1956 : les premiers concurrents sérieux du Browning Auto 5

C’est un peu le fil rouge et le thème de cette année. Il fallut en effet attendre 1956 pour voir à peine égratigné le leadership du Browning Auto 5 qui trônait depuis 1903 seul et en majesté sur le marché du semi-automatique. Il fut attaqué, faut-il s’en étonner, par Remington à l’expiration des brevets, mais plus étonnamment, par une chaîne de grands magasins et son catalogue genre Manufrance qui faisait tout sous-traiter sous le nom « J.C. Higgins »…qui était celui d’un de ses comptables !

higgins

 

Quelques mois séparent les sorties de ces deux armes, la plus originale étant certes le modèle 60 de Sears-Roebuck puisque fonctionnant par emprunt de gaz, en 5 coups comme les premiers Auto 5, et fabriqué par High Standard. Cette chaîne de grands magasins (arrêt en 1993…deux ans avant que démarre Amazon !) associée à un catalogue de vente par correspondance que l’on trouvait dans tous les foyers, proposait des armes commercialisées soit sous le nom J.C.Higgins (pour faire « Old West »), ou des succursales fabriquées dans tous calibres par Savage, Winchester et Marlin (particulièrement en 22 LR), et surtout en 30-06 et autres calibres rayés courants par la F.N. et Husqvarna en système Mauser. La cote de ces dernières est actuellement au plus haut, car elles bénéficiaient des qualités métallurgiques de l’après-guerre.

Higgins 60

Ce modèle 60, uniquement fait en 12 et en 20 disposait d’un système de valve volumineux engendrant un devant disproportionné (ci-dessus à dr.) qui le déséquilibrait visuellement et au tir, et continua d’être produit à partir de 1962 par High Standard sous son nom (modèle C 1200 Supermatic), qui servit de base au premier semi-auto lisse en « bull-pup » le modèle HS 10 B produit de 1967 à 1977 pour les forces de police (ci-dessous à g.) . La maîtrise encore balbutiante de l’emprunt de gaz (les premières études dataient de 1953) ne permettait pas de tirer parti des 5-6 coups (selon rallonge), le recul endommageait les piles et la lampe surmontant une arme de plus exclusivement droitière.

hi s mod 10B

Remington qui avait fait le modèle 11, quasi clone de l’Auto 5 jusqu’en 1948, se servit bien sûr, à l’arrêt des brevets Browning de cet avantage pour faire un mélange d’ancien et de nouveau en tenant compte des techniques de production de masse apprises de la guerre. Gardant le long recul, il faisait largement appel à l’emboutissage, les nombreuses vis et contre vis de blocage étaient remplacées par des goupilles, le tout étant aminci et allégé sans la fameuse « bosse » caractéristique avec, en plus un astucieux dispositif plus pratique pour les charges lourdes ou légères. Il suffisait de tourner le bouchon de magasin repéré par les lettres L (pour light= léger) et H (pour heavy ou lourdes) pour passer rapidement de l’une à l’autre sans le fastidieux démontage de la longuesse, et le risque (bien sûr souvent rencontré !) de les remonter à l’envers.

rem 11-48

Produit de 1948 à 1968 il atteint, (ci-contre à g.) avec la version Sportsman 48 à 730 000 exemplaires en 12-16-20-28-410, tandis que les ingénieurs de Remington planchaient déjà, depuis 1950 à partir du modèle à pompe 870, sur un remplaçant à gaz plus abouti, le Remington Automaster (mod 878). C’est ce qui explique que certaines pièces et la silhouette générale sont plus ou moins communes entre ces modèles qui aboutirent en 1963 au Remington 1100 qui finira, mais c’est une autre histoire, à finalement détrôner l’Auto 5.
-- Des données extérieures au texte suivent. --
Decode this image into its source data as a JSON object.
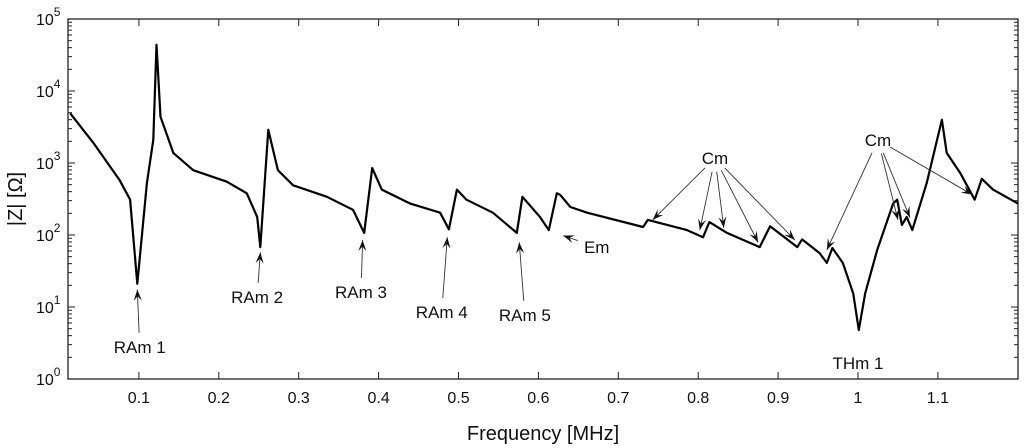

Néanmoins, fort déjà de l’expérience ancienne des aînés (Remington 11 et Auto 5) sous les drapeaux, le 11-48 fit son apparition lui aussi en Corée et au Vietnam aux mains des Marines. Il a, sur les sites spécialisés, la réputation de « cogner » assez dur au recul car ne nécessitant aucun réglage autre que la lubrification, l’usure et le jeu apparaissent assez rapidement, avec un effet de martelage amplifié, notamment avec l’usage des huiles modernes très fluides. Retour aux sources donc, et aux préconisations (…en 1900 !) de John Moses Browning, d’employer de bonnes vieilles huiles moteur bien grasses. Ce qui vaut d’ailleurs toujours actuellement pour l’Auto 5, car elles « collent » plus au tube-magasin, et évitent de filer toute suite dans le bois, d’où « craques » dans le devant…antienne connue !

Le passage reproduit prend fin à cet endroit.